パイロットキャップレスという万年筆は1964年東京オリンピックの前年に発売されて今もユーザーがある56年の歴史を誇る製品です。先日、遠縁になるドイツ人技術者に訪独のお礼に贈りました。 この日本の水封技術を大戦末期のドイツ軍が欲しがっていたという戦争記録小説を読んだので紹介します。

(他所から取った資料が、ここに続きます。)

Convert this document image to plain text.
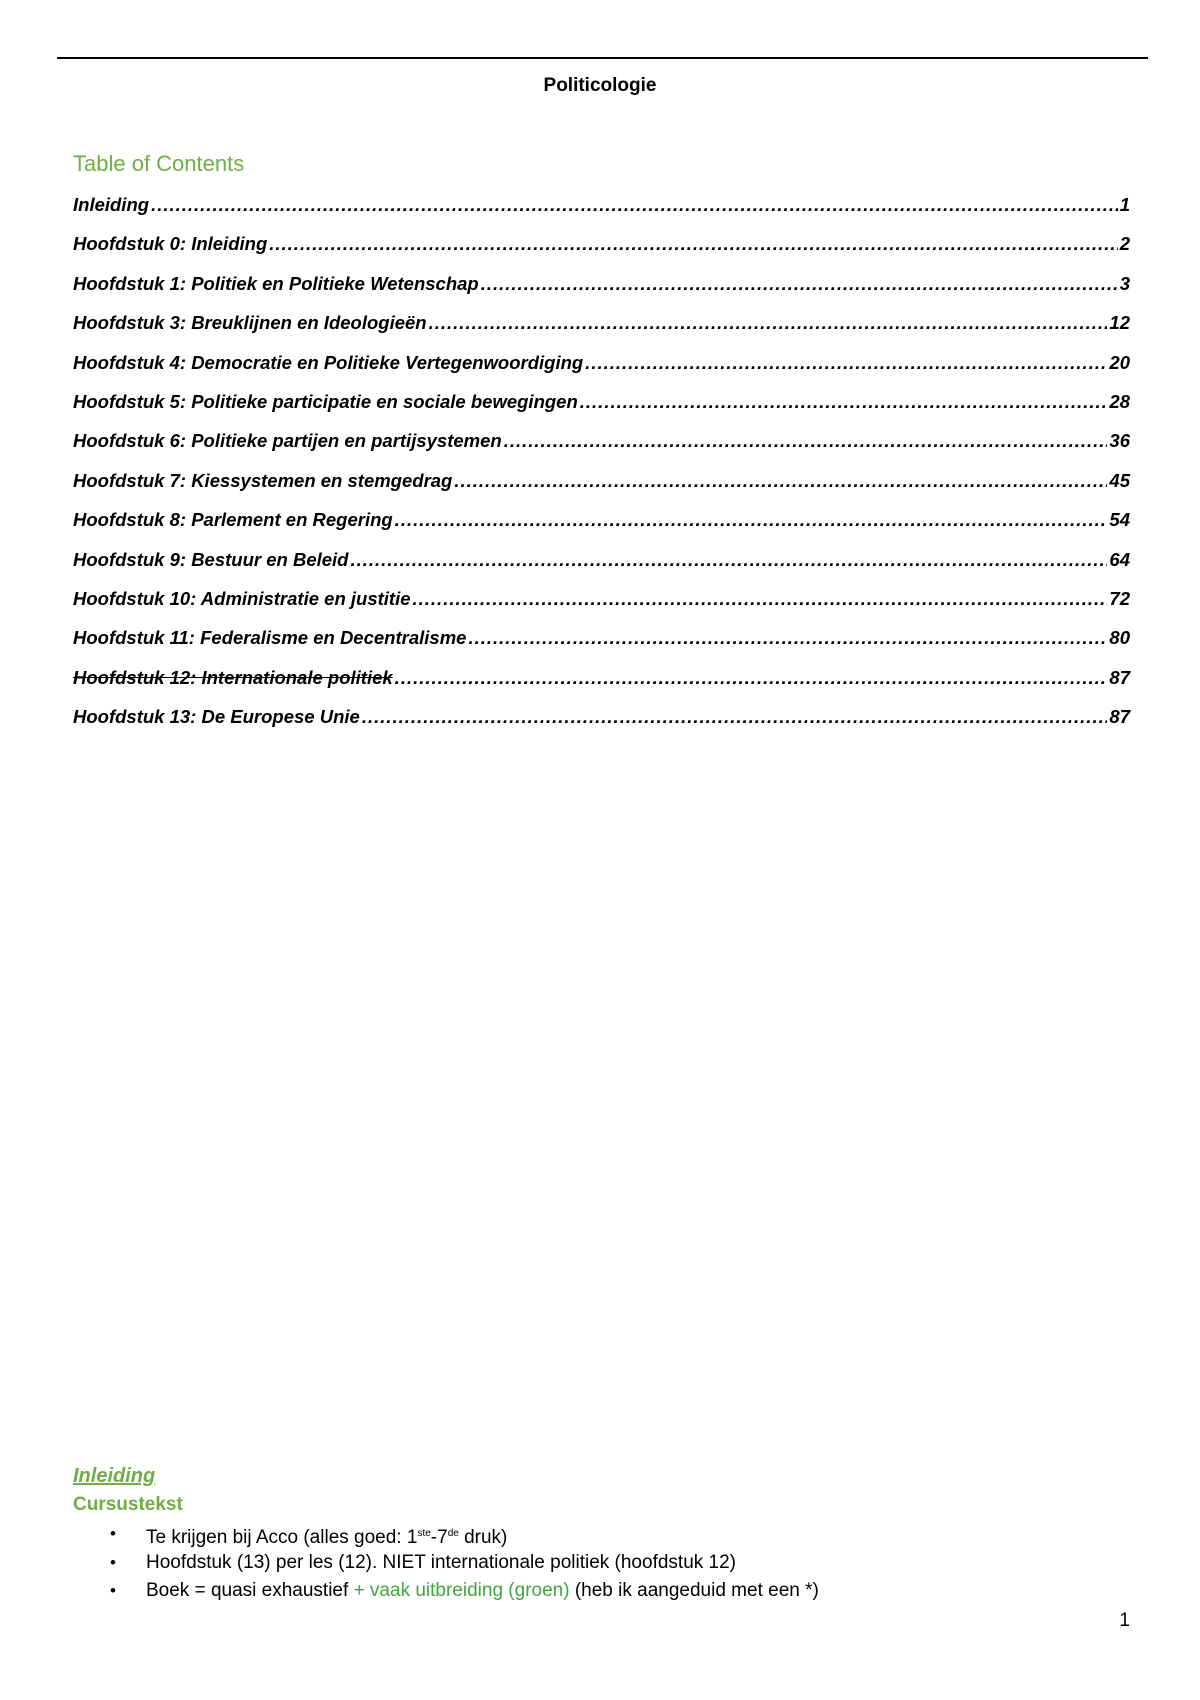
Politicologie
Table of Contents
Inleiding .....	1
Hoofdstuk 0: Inleiding .....	2
Hoofdstuk 1: Politiek en Politieke Wetenschap .....	3
Hoofdstuk 3: Breuklijnen en Ideologieën .....	12
Hoofdstuk 4: Democratie en Politieke Vertegenwoordiging .....	20
Hoofdstuk 5: Politieke participatie en sociale bewegingen .....	28
Hoofdstuk 6: Politieke partijen en partijsystemen .....	36
Hoofdstuk 7: Kiessystemen en stemgedrag .....	45
Hoofdstuk 8: Parlement en Regering .....	54
Hoofdstuk 9: Bestuur en Beleid .....	64
Hoofdstuk 10: Administratie en justitie .....	72
Hoofdstuk 11: Federalisme en Decentralisme .....	80
Hoofdstuk 12: Internationale politiek .....	87
Hoofdstuk 13: De Europese Unie .....	87
Inleiding
Cursustekst
• Te krijgen bij Acco (alles goed: 1ste-7de druk)
• Hoofdstuk (13) per les (12). NIET internationale politiek (hoofdstuk 12)
• Boek = quasi exhaustief + vaak uitbreiding (groen) (heb ik aangeduid met een *)
1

(深海の使者)吉村昭著 ですが、第二次大戦中に日本とドイツ(占領下の仏ロリアン軍港)まで、アフリカの喜望峰を回り、3万キロを結んだ「伊号」潜水艦乗組員達の記録です。生存者からの貴重な証言を元にその航跡を著者の冷静な筆致で克明に追う。独側が欲しがったのは、入手困難なゴムなどの南方資源や日本海軍の無航跡魚雷技術。急速潜航時に油圧系統油や燃料の漏洩を防ぐ水封技術。(敵に発見され急速潜航時に、この浮いた油を目標に攻撃された)
日本側はレーダー、ジェットエンジン情報を交換すべく潜水艦航路を開拓しました。お互いの開発技術者も交換する。使命に殉じた者達、その家族の様子、日独の軍部同士の交流が感傷を交えず描かれています。さらに、当時ドイツに潜伏していた、インド独立の急先鋒であった、チャンドラ・ボースを日本に連れて帰るという使命も受けて。敵哨戒が厳しくほとんど浮上できないため酸欠にフラフラになりながら、片道3か月にも及ぶ航海を経て、帰りに撃沈されるなど両国の多くの優秀な技術者が犠牲になりました。ご冥福をお祈りいたします。